Mais au-delà des ressources budgétaires, soumises aux aléas que l'on connaît et qui ne sauraient suffire, nous devons poursuivre assidûment la recherche de nouveaux types de financements du développement. Nous devons continuer à promouvoir des mécanismes internationaux innovants, sur le modèle de la contribution de solidarité sur les billets d'avion instaurée en France depuis deux mois. Les quelque 200 millions d'euros qu'elle rapportera seront entièrement consacrés au secteur de la santé. Je compte sur vous pour amener le plus grand nombre de pays à rejoindre les 17 qui se sont déjà engagés à mettre en place ce type de contribution. Et en disant cela, je m'adresse particulièrement à ceux d'entre vous qui sont en poste dans des pays développés, à commencer bien sûr, par l'Union européenne.
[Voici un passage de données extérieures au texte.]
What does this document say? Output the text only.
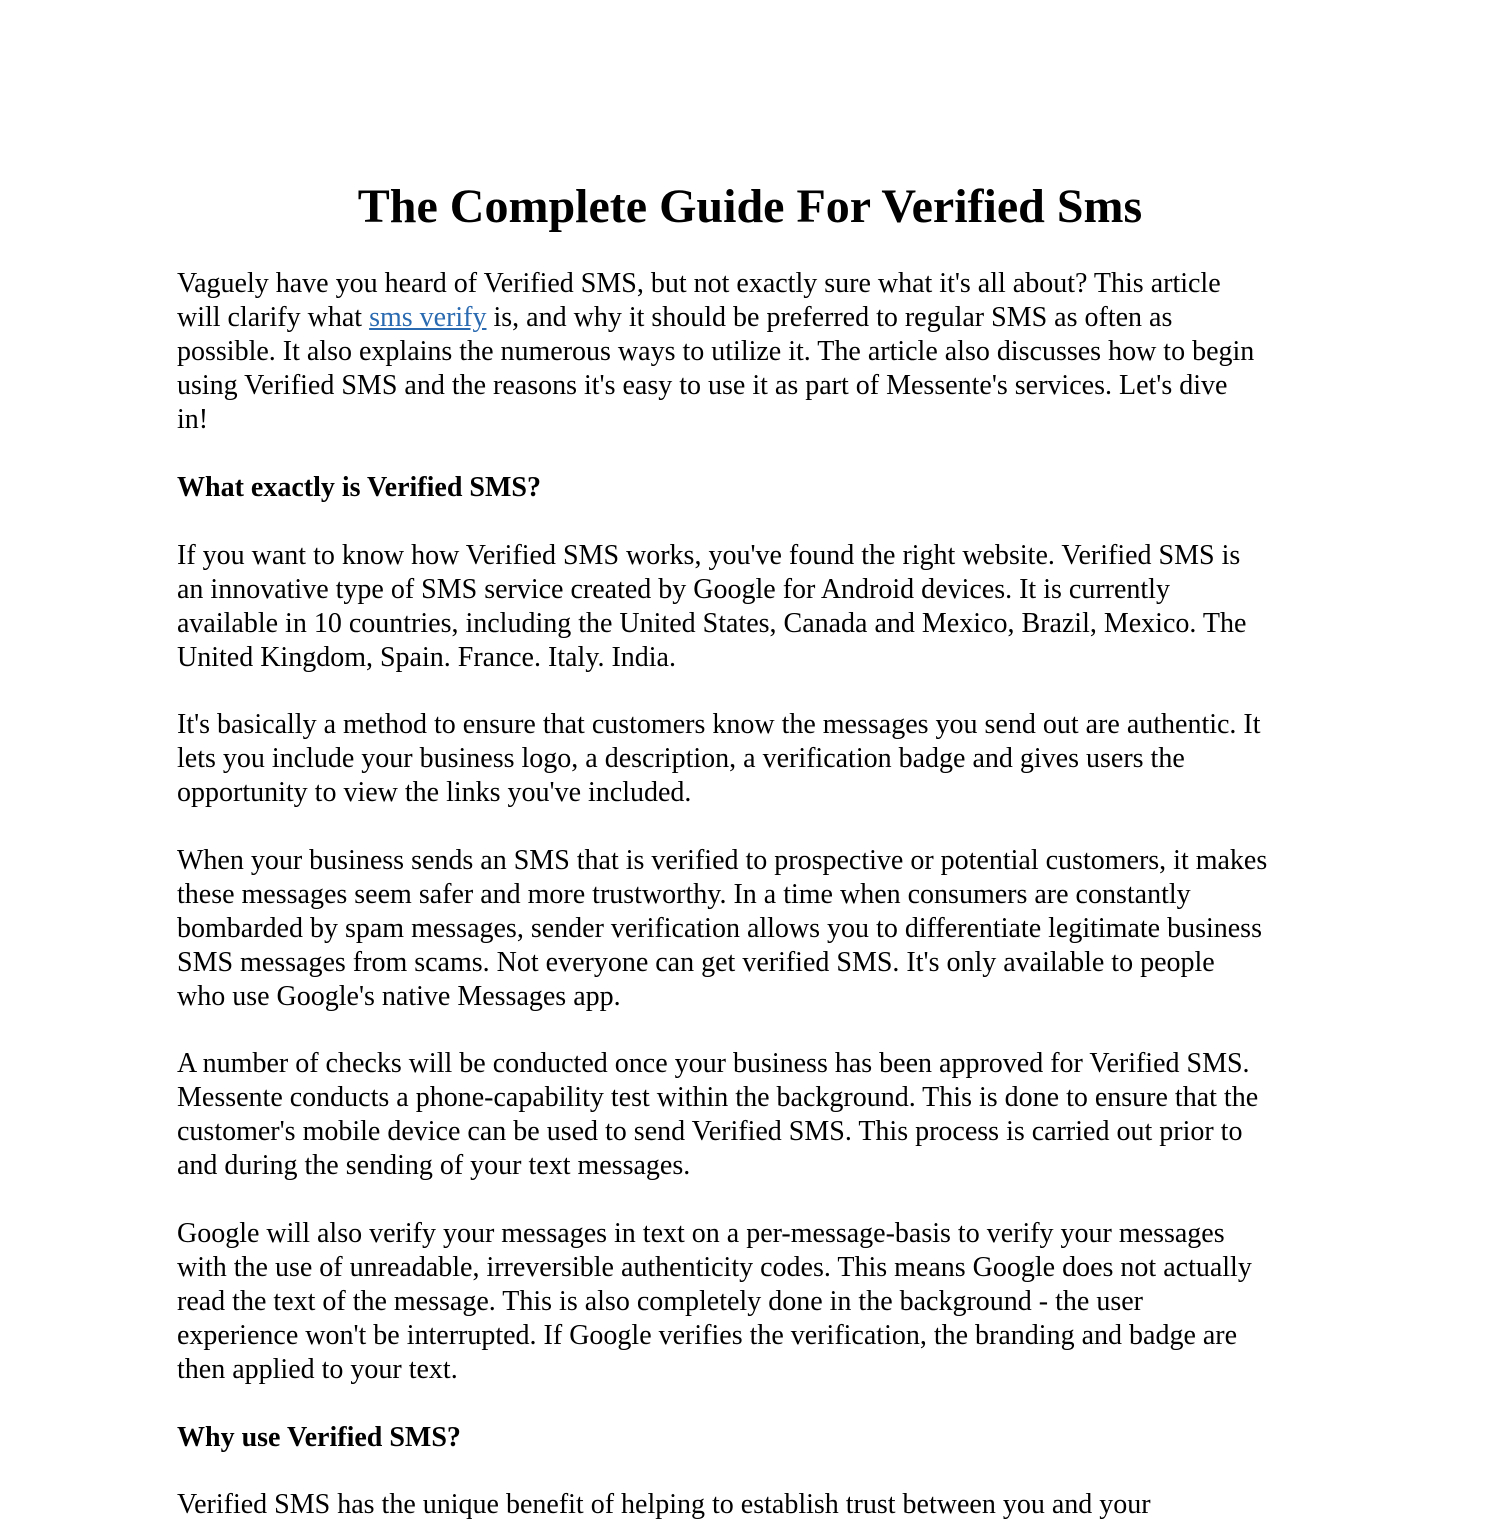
The Complete Guide For Verified Sms

Vaguely have you heard of Verified SMS, but not exactly sure what it's all about? This article
will clarify what sms verify is, and why it should be preferred to regular SMS as often as
possible. It also explains the numerous ways to utilize it. The article also discusses how to begin
using Verified SMS and the reasons it's easy to use it as part of Messente's services. Let's dive
in!

What exactly is Verified SMS?

If you want to know how Verified SMS works, you've found the right website. Verified SMS is
an innovative type of SMS service created by Google for Android devices. It is currently
available in 10 countries, including the United States, Canada and Mexico, Brazil, Mexico. The
United Kingdom, Spain. France. Italy. India.

It's basically a method to ensure that customers know the messages you send out are authentic. It
lets you include your business logo, a description, a verification badge and gives users the
opportunity to view the links you've included.

When your business sends an SMS that is verified to prospective or potential customers, it makes
these messages seem safer and more trustworthy. In a time when consumers are constantly
bombarded by spam messages, sender verification allows you to differentiate legitimate business
SMS messages from scams. Not everyone can get verified SMS. It's only available to people
who use Google's native Messages app.

A number of checks will be conducted once your business has been approved for Verified SMS.
Messente conducts a phone-capability test within the background. This is done to ensure that the
customer's mobile device can be used to send Verified SMS. This process is carried out prior to
and during the sending of your text messages.

Google will also verify your messages in text on a per-message-basis to verify your messages
with the use of unreadable, irreversible authenticity codes. This means Google does not actually
read the text of the message. This is also completely done in the background - the user
experience won't be interrupted. If Google verifies the verification, the branding and badge are
then applied to your text.

Why use Verified SMS?
Verified SMS has the unique benefit of helping to establish trust between you and your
- S'agissant enfin de notre mode d'organisation pour mener cette politique de développement, j'ai pu constater au cours de mes nombreux déplacements que la mise en oeuvre de la réforme de notre système de coopération se déroulait globalement dans de bonnes conditions.
Le rôle de l'ambassadeur est central dans cette réforme, et votre engagement personnel est donc essentiel. De la même manière que j'assume à Paris le rôle de chef de file gouvernemental de l'aide au développement, c'est à vous, mesdames et messieurs les ambassadeurs, que revient cette tâche de coordination et d'impulsion sur le terrain.
Votre action passe par une authentique relation de partenariat avec les pays où nous intervenons. J'attache donc la plus grande importance aux documents-cadres de partenariats, les DCP, qui permettent de définir nos orientations en plein accord avec nos partenaires bilatéraux, mais aussi de renforcer la cohérence de notre action et la prévisibilité de notre aide. A ce jour seize DCP ont été signés et plus d'une vingtaine d'autres sont en cours d'élaboration ou de finalisation. Je vous remercie d'avoir rendu, comme je le souhaitais, ces documents très opérationnels. Je vous demande d'intégrer, lorsque cela se justifie, la problématique migratoire et les actions de coopération militaire, dont je ne vois aucune raison de les séparer des actions de la coopération civile, alors qu'elles sont le plus souvent fortement intégrées, dans le domaine humanitaire par exemple.
Surtout, je vous demande de veiller à faire vivre tous ces DCP, en organisant sur place chaque année, sous votre présidence personnelle, une réunion de suivi et de bilan, et de me faire rapport sur les difficultés que vous rencontrez. J'attache la plus grande importance à cet exercice annuel d'évaluation, car c'est la crédibilité de notre aide qui est en jeu. Enfin, je vous demande de veiller à une meilleure coordination avec les autres bailleurs européens et internationaux, ainsi que les acteurs non étatiques, les collectivités territoriales, les entreprises et les ONG, dont les atouts sont considérables en termes d'expertise, de proximité et de conduite de projets.
Je voudrais mettre un accent particulier sur la coopération avec les entreprises. Les mentalités à cet égard ont bien évolué, mais il subsiste parfois, ne nous le cachons pas, une certaine réticence à s'engager dans de véritables relations de partenariat avec elles. Il revient à l'ambassadeur d'éviter le cloisonnement entre les services : coopération ; établissements culturels et d'enseignement ; services consulaires ; mission militaire ; attachés sectoriels divers ; et missions économiques et commerciales. A cet égard, une plus grande implication des entreprises françaises dans nos actions de coopération permet de mobiliser des moyens supplémentaires pour démultiplier nos actions. En termes de visibilité, le rayonnement de notre pays repose également sur la qualité et le dynamisme de ses entreprises.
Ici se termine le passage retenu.